Je me souviens, le cœur lourd, de cette après-midi où je m'étais couché dans le lit avec elle, et on s'était serrée très fort l'une contre l'autre. Elle m'avait doucement repoussée à un moment, en me disant "attend, je crois que ma perfusion fuit !". J'avais essuyé son cou, et ne lui avait pas dit que c'était moi qui pleurait doucement contre elle.
Ou cette autre fois, où elle s'était réveillée en pestant, et en grommelant je ne sais quoi. Papy m'avait regardé, et m'avait demandé "Qu'est ce qu'elle a dit ?!". J'avais haussé les épaules, et répondu "J'sais pas, j'ai juste compris "Oh merte !"". Mamie avait pouffé.
On regroupe les affaires, et on vide la chambre. Je ressens une émotion étrange, à l'idée que cette chambre, ce lit, accueillera très vite quelqu'un d'autre. Quelqu'un de vivant.

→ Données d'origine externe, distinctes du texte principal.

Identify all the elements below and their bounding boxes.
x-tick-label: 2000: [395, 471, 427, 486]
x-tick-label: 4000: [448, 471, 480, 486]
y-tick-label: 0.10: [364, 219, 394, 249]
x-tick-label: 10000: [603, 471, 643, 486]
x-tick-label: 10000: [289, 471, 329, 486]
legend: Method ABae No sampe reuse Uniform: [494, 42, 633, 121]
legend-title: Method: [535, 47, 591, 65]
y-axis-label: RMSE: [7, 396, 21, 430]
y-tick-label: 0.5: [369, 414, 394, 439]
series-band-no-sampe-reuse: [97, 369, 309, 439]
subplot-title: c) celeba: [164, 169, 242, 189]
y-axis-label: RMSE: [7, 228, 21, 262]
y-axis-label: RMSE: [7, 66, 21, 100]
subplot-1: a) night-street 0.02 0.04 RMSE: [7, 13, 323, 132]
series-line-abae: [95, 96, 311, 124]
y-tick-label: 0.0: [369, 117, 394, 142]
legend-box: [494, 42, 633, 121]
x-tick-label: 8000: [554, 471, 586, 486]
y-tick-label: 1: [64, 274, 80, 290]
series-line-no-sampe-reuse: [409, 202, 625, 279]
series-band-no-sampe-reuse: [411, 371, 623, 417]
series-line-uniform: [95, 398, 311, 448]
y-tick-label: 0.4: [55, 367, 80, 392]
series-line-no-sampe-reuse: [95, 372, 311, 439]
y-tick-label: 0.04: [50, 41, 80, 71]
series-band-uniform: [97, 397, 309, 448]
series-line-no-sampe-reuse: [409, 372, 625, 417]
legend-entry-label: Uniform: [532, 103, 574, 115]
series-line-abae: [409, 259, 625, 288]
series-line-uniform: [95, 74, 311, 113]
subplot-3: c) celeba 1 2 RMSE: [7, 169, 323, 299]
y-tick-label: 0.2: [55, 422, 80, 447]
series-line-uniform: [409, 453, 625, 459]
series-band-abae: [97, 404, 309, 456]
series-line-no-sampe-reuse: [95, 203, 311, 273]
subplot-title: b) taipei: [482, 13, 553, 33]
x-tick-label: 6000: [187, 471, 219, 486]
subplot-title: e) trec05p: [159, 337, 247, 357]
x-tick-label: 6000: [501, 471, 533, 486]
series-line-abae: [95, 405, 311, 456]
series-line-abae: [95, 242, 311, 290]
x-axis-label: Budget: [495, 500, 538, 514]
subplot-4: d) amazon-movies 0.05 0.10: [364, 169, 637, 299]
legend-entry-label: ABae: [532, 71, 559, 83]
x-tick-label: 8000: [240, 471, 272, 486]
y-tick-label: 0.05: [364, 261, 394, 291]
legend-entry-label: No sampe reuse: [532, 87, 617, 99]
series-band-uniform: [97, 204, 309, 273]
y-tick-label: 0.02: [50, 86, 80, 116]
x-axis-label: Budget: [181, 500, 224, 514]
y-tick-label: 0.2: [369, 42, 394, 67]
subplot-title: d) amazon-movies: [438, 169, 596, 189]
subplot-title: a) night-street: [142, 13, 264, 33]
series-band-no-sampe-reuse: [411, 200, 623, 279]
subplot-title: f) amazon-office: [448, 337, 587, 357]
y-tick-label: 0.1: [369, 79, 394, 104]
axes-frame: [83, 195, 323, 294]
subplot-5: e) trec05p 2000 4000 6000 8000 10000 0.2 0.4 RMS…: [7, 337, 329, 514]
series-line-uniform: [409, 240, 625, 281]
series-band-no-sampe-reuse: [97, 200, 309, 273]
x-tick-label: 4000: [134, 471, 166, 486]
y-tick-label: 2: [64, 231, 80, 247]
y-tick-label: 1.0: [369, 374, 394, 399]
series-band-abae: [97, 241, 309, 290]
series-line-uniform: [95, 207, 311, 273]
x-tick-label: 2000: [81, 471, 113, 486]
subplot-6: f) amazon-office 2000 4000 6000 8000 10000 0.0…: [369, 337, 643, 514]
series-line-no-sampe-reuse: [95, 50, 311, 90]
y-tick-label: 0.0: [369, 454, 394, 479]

Papy aimerait qu'on lâche les ballons. Il voudrait "qu'ils l'accompagnent jusqu'au Bon Dieu".
Je trouve que c'est une bonne idée. De toute façon, je ne savais pas trop quoi en faire, et poser les yeux sur eux, c'était avoir le cœur en miettes à chaque fois.
Alors on est sortie, tous ensemble. On a trouvé une petite place, un peu plus loin que l'hôpital, où il n'y avait que nous. Papy a coupé le fil avec son couteau, mais en laissant le 6 et le 4 accrochés ensemble. Le ciel était bleu, sans aucun nuage et le soleil brillait. Les ballons se sont immédiatement élevés, et ont scintillé dans la lumière du jour. Il y en avait un doré et un argenté, et le soleil qui éclatait sur eux, c'était la plus belle chose du monde.
"C'est comme si elle nous faisait des clin d'oeil" dit papy.
On est resté là, tous ensemble, mains dans la main, à regarder les ballons. Jusqu'à ce qu'ils disparaissent complètement à l'horizon.
Ca nous a fait un bien fou.
Je me suis dit que c'était tout de même étrange, ce besoin très humain de rituels et de symboles.
Avec un dernier regard au dernier scintillement des ballons, je me suis dit que le monde ne serait plus jamais le même.
Les jours suivants ont été une succession de démarches et d'obligations. Fort heureusement, nous nous sommes partagé cela, papy, maman, mes deux oncles et moi. Et on se retrouvait le soir pour faire le point.
Sauf le jour où il a fallu aller choisir le cercueil, où nous y sommes tous allé ensemble - à nouveau, en nous tenant très fort par la main.
Quand je repense à cette période, c'est ce dont je me souviens en premier : cette solidarité. Comment nous étions sans cesse à nous serrer les uns contre les autres, comme des petits animaux perdus. C'était des moments très doux, au milieu de ces moments très durs. C'était assurément des moments qui m'ont aidé à tenir le coup.
Réussir à gérer les démarches et le jour férié a été un enfer. Mais on y est arrivé.
Quelques jours plus tard, mamie était à la chambre funéraire. Là encore, on s'est relayé pour veiller, pendant les heures d'ouverture. Et accueillir les visiteurs. Je n'ai jamais compris l'intérêt de venir voir "un corps".
Et pourtant, j'allais saluer mamie en arrivant, et en repartant, et je déposais un baiser sur son front.
Je me disais que j'étais bête.
Mais c'était important pour moi.
Elle avait été habillée, et maquillée. Elle était magnifique. Elle avait un petit sourire en coin qui donnait l'impression qu'elle allait éclater de rire à tout instant. La première fois que je l'ai vu, j'ai fondu en larmes.
Parmi les choses que l'on voulait absolument faire, c'était également de remercier l'équipe de l'hôpital qui s'était si bien occupé d'elle - et qui avait été aux petits soins avec nous. On a souhaité leur faire un "petit panier" : finalement, on est arrivé avec un sachet de courses immense qu'on était obligé de porter à deux, et 150€ de victuailles dedans. C'était la moindre des choses.
Toutes les nuits, je me réveillais à 3h du matin, en sursaut : "il faut aller relayer maman !".
J'ai mis très longtemps à refaire des nuits complètes.
Parfois aussi, je me réveillais parce que je n'entendais plus mamie respirer.
Et pour cause...
Très vite, est arrivé la véritable conclusion à cette histoire : l'épreuve finales des funérailles.
Je me souvenais à quelle point elles avaient constitué une étape dans mon deuil de mon beau-père. J'espérais que ça marquerait une étape également dans celui de ma grand-mère.